KARACHI: Sindh Chief Minister Syed Qaim Ali Shah on Saturday asked his inspection team to urgently initiate an inquiry into the medical treatment given to 12-year-old Najma Khaskheli allegedly by some quacks in Badin due to which she lost her limbs.

He asked the Chief Minister’s Inspection Team (CMIT) to interview all the doctors and the quacks whoever treated her right from day one and find out where and what went wrong that caused serious infection leaving doctors in Karachi with no option but to amputate her arms and legs to save her life.

“This is extremely painful and heart-breaking to see a poor girl with bandages on her chopped arms and legs,” said Mr Shah while expressing displeasure and shock over her state of distress and despair to find herself in the plight of lifetime disability.

“This is a crime against humanity and must be dealt accordingly.

“This is very serious as the quacks keep playing with the lives of poor and innocent people openly, but now enough is enough,” said the chief minister in his order.

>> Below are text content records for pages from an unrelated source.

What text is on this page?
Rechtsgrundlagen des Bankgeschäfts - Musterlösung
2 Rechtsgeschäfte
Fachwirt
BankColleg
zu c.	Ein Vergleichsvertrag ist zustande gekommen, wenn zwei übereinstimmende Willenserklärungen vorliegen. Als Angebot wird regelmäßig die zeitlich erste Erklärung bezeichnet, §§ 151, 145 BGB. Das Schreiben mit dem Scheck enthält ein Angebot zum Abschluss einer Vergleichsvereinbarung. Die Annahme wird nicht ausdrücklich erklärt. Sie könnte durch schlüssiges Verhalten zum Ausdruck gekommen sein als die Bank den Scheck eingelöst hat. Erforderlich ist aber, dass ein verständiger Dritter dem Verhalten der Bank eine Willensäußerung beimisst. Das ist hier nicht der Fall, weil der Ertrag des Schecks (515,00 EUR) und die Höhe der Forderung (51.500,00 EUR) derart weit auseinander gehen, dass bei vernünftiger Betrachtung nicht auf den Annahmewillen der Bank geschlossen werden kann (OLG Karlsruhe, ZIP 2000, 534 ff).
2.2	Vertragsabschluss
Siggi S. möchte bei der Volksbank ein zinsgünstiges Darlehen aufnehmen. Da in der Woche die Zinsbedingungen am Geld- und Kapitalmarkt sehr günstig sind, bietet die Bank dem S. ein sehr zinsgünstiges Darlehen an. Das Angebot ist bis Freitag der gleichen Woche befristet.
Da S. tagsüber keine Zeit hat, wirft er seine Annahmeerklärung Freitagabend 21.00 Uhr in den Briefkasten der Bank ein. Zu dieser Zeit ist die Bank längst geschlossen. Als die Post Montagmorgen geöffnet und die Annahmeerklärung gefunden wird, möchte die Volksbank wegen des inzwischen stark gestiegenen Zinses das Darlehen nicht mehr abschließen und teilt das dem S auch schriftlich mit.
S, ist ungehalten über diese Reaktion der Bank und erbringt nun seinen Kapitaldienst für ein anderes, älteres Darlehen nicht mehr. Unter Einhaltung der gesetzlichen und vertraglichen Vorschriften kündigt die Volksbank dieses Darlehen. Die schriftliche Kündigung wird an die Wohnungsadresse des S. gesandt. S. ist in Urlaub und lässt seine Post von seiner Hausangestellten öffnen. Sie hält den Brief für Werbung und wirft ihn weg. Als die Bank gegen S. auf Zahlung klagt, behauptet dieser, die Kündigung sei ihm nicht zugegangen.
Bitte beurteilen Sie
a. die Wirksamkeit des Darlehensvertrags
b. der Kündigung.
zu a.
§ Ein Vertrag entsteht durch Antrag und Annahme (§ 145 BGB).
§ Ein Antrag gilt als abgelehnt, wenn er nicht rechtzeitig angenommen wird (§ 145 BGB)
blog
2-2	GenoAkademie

Critics, however, said the government failed to rein in the increasing number of quacks due to ineffective implementation of the healthcare commission bill that had been passed some years back but put into the cold storage.

Officials said the girl had been suffering from diarrhoea when her father took her to a ‘clinic’ in Pangrio town of Badin district, where she stayed for three days. When she returned home her arms and legs started swelling. Her father, Hanif, a donkey-cart rider, rushed her to the same clinic but the ‘doctor’ referred her to Karachi. She was finally brought to the Jinnah Postgraduate Medical Centre (JPMC), where doctors found no other way but to amputate her limbs to save her life.

The chief minister asked the CMIT chairman to put personal interest into the inquiry because of its gravity and submit the report to the chief minister within a week. “This is serious and I don’t want to spare the quack whosoever he is,” he said.

Mr Shah also asked the health minister to launch a crackdown against quacks in every nook and corner of the province. “For God’s sake don’t allow them [quacks] to play with the lives of the poor people,” he said.

In a meeting early this month, action had been ordered against quack doctors across the province, but practical steps on the order were yet to be seen. In the meeting, the district health officers had been asked to take action against quacks with cooperation of local administrations and police. But the crackdown could not be carried out until a young girl was fatally victimized by one of the over 80,000 self-styled doctors in cities and villages of Sindh.